Brooklyn Borough President Marty Markowitz was fined a stinging $20,000 yesterday for taking his wife on two freebie foreign trips -- and he tried to justify the travel by claiming that the "first lady of Brooklyn" should be viewed in the same league as the nation's globe-trotting first lady, Michelle Obama.
The audacious claim was shot down by city ethics officials.
"The comparison is inapt," scoffed Administrative Law Judge Kevin Casey, who recommended the stiff penalty that was later imposed by the Conflicts of Interest Board, the city's ethics panel
"Historically, the nation's first ladies have been subject to intense public scrutiny. Recent first ladies are household names to most Americans, they are internationally recognized figures, and they have a full-time staff. There is simply no meaningful comparison between the role of the first lady of the United States and the first lady of Brooklyn."

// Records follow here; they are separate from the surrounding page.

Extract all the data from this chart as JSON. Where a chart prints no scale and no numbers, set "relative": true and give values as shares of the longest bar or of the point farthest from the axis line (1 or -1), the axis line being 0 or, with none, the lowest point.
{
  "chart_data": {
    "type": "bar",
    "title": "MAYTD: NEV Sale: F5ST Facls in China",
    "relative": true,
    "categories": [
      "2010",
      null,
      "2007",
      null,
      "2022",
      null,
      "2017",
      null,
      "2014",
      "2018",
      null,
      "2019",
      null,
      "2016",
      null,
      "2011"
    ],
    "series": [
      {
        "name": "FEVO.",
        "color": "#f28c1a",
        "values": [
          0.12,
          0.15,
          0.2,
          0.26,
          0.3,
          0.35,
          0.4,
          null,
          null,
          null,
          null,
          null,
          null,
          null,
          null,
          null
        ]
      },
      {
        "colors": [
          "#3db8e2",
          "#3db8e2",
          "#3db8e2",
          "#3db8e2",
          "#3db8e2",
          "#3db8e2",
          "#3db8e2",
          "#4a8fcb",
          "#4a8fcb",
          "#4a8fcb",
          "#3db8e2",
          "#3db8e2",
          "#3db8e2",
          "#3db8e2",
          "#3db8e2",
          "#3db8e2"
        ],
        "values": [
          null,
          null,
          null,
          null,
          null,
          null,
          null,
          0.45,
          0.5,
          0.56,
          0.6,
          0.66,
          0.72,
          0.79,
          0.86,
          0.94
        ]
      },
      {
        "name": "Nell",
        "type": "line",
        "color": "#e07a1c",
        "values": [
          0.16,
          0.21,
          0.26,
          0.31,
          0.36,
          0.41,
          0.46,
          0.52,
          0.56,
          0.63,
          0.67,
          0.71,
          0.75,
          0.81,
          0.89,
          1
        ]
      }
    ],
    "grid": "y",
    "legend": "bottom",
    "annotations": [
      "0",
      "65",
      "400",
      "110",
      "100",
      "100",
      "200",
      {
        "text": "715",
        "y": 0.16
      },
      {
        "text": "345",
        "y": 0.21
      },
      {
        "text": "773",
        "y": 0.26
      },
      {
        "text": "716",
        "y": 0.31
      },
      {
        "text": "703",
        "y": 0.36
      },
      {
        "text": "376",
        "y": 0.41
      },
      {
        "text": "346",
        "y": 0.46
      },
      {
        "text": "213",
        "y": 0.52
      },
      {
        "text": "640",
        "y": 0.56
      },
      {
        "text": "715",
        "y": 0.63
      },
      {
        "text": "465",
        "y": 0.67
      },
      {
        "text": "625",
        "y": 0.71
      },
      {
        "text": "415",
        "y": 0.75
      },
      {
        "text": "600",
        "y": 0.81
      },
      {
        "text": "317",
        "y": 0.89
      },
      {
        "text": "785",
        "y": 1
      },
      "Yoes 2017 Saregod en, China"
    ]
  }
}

Markowitz found himself in his latest ethics jam after voluntarily disclosing in annual financial filings that he and his wife, Jamie, had traveled together to Holland and Turkey in 2009 as guests of those governments. The value of the two trips was estimated between $10,000 and $40,000.
Though he agreed to pay the $20,000 fine, Markowitz was furious at what he called a "crazy" decision.
"If I get any more trips, I'm not going without my wife," he fumed.
"I'm not a dummy. I understand what a conflict is . . . I didn't abuse my position. They believe my wife doesn't have any role and they're wrong. You go to Europe, other countries, being Brooklyn borough president is a big thing there.
"Some people get in trouble when they don't take their wives. I'm getting in trouble because I took my wife."
Ethics watchdogs had no problem with Markowitz joining a delegation to Holland to celebrate the 400th anniversary of Henry Hudson's voyage to New York. They also had no issue with Markowitz jetting to Turkey the same year to develop a sister-city relationship with the city of Izmir.
But they had a big problem when Jamie tagged along.
"By accepting travel expenses for his wife for each trip, respondent used his position as a public servant for a private or personal advantage," Casey concluded. "Simply put, his wife was able to travel with him abroad -- for free."
Casey rejected the Beep's claim that the rules about spouses accompanying elected officials on such trips are fuzzy.
Markowitz himself inquired about the rules in April 2007, when the Queen Mary 2 was inaugurating service from Brooklyn and he and his wife were offered free passage by Cunard Lines to England. Advised that she should pay her own way, he quickly agreed.
In August 2007, Markowitz was again in touch with the Conflicts of Interest Board, this time to say he had been invited to Turkey to "promote Brooklyn tourism and improve relations between Turkey and Brooklyn."
"As indicated by the COIB for my trip in May 2007 on the Queen Mary 2, I will pay for my wife's airfare, our meals and incidental expenses while in Turkey," Markowitz said at the time.
It turned out that during the 2007 trip to Turkey, Jamie Markowitz accepted a free flight within Turkey that she valued at $200. For that violation, the ethics board slapped him with a $3,000 fine.
The board penalized Markowitz another $7,000 for the Holland trip and $10,000 for the second jaunt to Turkey, both in 2009, both of which included free travel for his wife.